Contour
Images for the Eye & the Mind's Eye
This is a series of applets drawn from the website mathMINDhabits [sites.google.com/site/mathmindhabits]
that is designed for teachers of mathematics who want to deepen their understanding of the mathematics they teach
and that their students are expected to learn.
In trying to understand the nature of motion we are confronted with the problem of reconciling two profoundly different representations of reality. One representation is the path (trajectory: f(x,y,z)=c ) taken by the object in motion as it moves. The eye perceives that path and the brain "records" it. Unfortunately, the representation of the path traversed is inadequate for understanding the motion - it does not tell us where the object was at any given time nor does it tell us how fast the object was moving at any given time.

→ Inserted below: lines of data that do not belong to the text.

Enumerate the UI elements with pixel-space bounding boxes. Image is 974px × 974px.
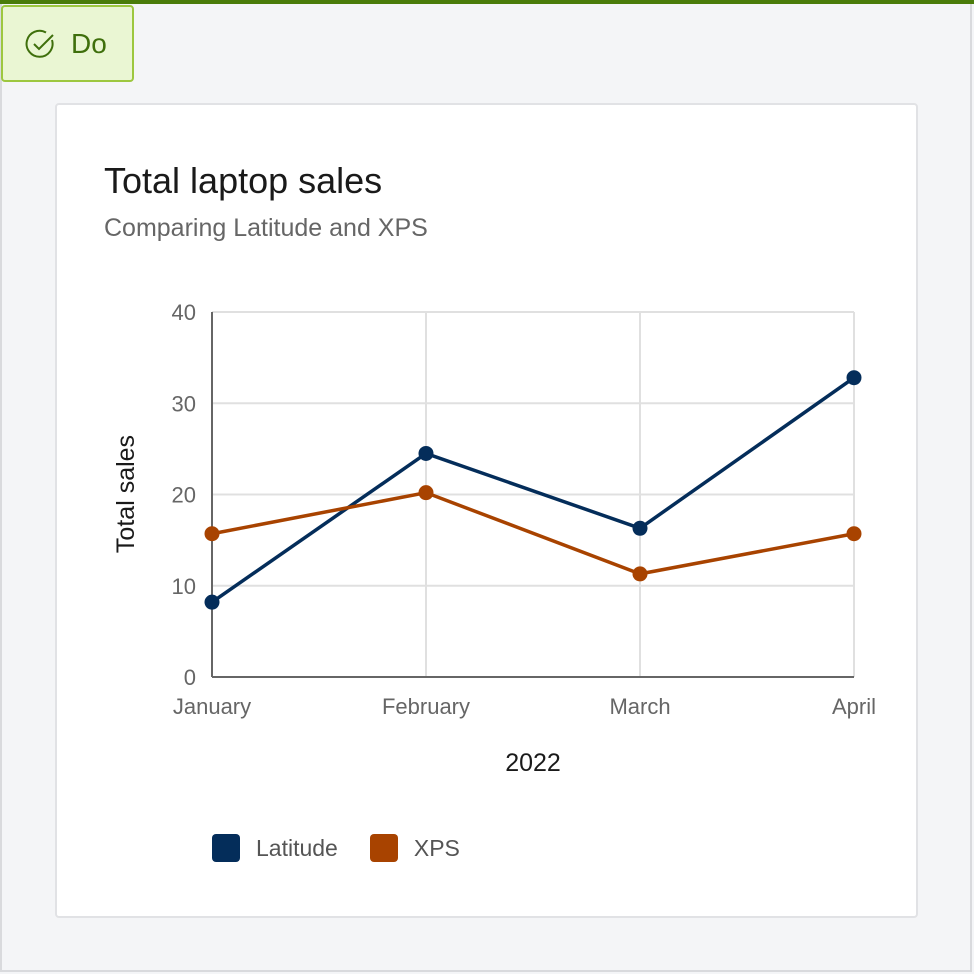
- data-point-xps: [632, 566, 648, 582]
- data-point-latitude: [846, 370, 862, 386]
- top-accent-bar: [0, 0, 974, 4]
- x-tick-label: January: [173, 694, 251, 719]
- frame: [0, 4, 972, 972]
- data-point-latitude: [204, 594, 220, 610]
- legend-item[interactable]: XPS: [369, 834, 460, 862]
- series-line-xps: [211, 490, 855, 576]
- chart-subtitle: Comparing Latitude and XPS: [104, 214, 428, 242]
- chart-card: [55, 103, 918, 918]
- data-point-xps: [418, 485, 434, 501]
- x-tick-label: March: [609, 694, 670, 719]
- y-tick-label: 40: [172, 300, 196, 325]
- y-tick-label: 30: [172, 391, 196, 416]
- chart-title: Total laptop sales: [104, 160, 383, 201]
- legend-swatch: [212, 834, 240, 862]
- badge-label: Do: [71, 27, 107, 59]
- x-axis-title: 2022: [505, 749, 561, 777]
- y-tick-label: 20: [172, 483, 196, 508]
- y-tick-label: 0: [184, 665, 196, 690]
- data-point-xps: [846, 526, 862, 542]
- data-point-latitude: [632, 520, 648, 536]
- y-tick-label: 10: [172, 574, 196, 599]
- data-point-xps: [204, 526, 220, 542]
- legend-swatch: [369, 834, 398, 862]
- legend-label: Latitude: [256, 834, 338, 861]
- check-circle-icon: [25, 29, 54, 58]
- series-line-latitude: [211, 376, 856, 604]
- legend-item[interactable]: Latitude: [212, 834, 338, 862]
- legend-label: XPS: [413, 834, 460, 861]
- do-badge: Do: [1, 5, 134, 82]
- y-axis-title: Total sales: [112, 435, 140, 553]
- legend: Latitude XPS: [212, 834, 492, 862]
- x-tick-label: April: [832, 694, 876, 719]
- data-point-latitude: [418, 445, 434, 461]
- x-tick-label: February: [382, 694, 470, 719]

We need to complement the representing the motion by a trajectory with images that supply the missing information, i.e. graphs of position and velocity as function(s) of time [x(t), y(t), z(t), x'(t), y'(t), z'(t) ]. These images are not images that are eyes ever perceive - they are, however, needed images for the mind's eye.
Many of us have observed youngsters interpreting a rising line in a distance-time graph as "the girl climbed the hill" and a descending line on the same graph as "the girl came down the hill". College students often confuse the parabolic trajectory of a thrown football [an image for the eye] with the parabolic form of the graph of the football's height as a function of time [an image for the mind's eye].
The applets in this collection all deal with motion and are an attempt to help the user to become nimble is moving between images for the eye and images for the mind's eye.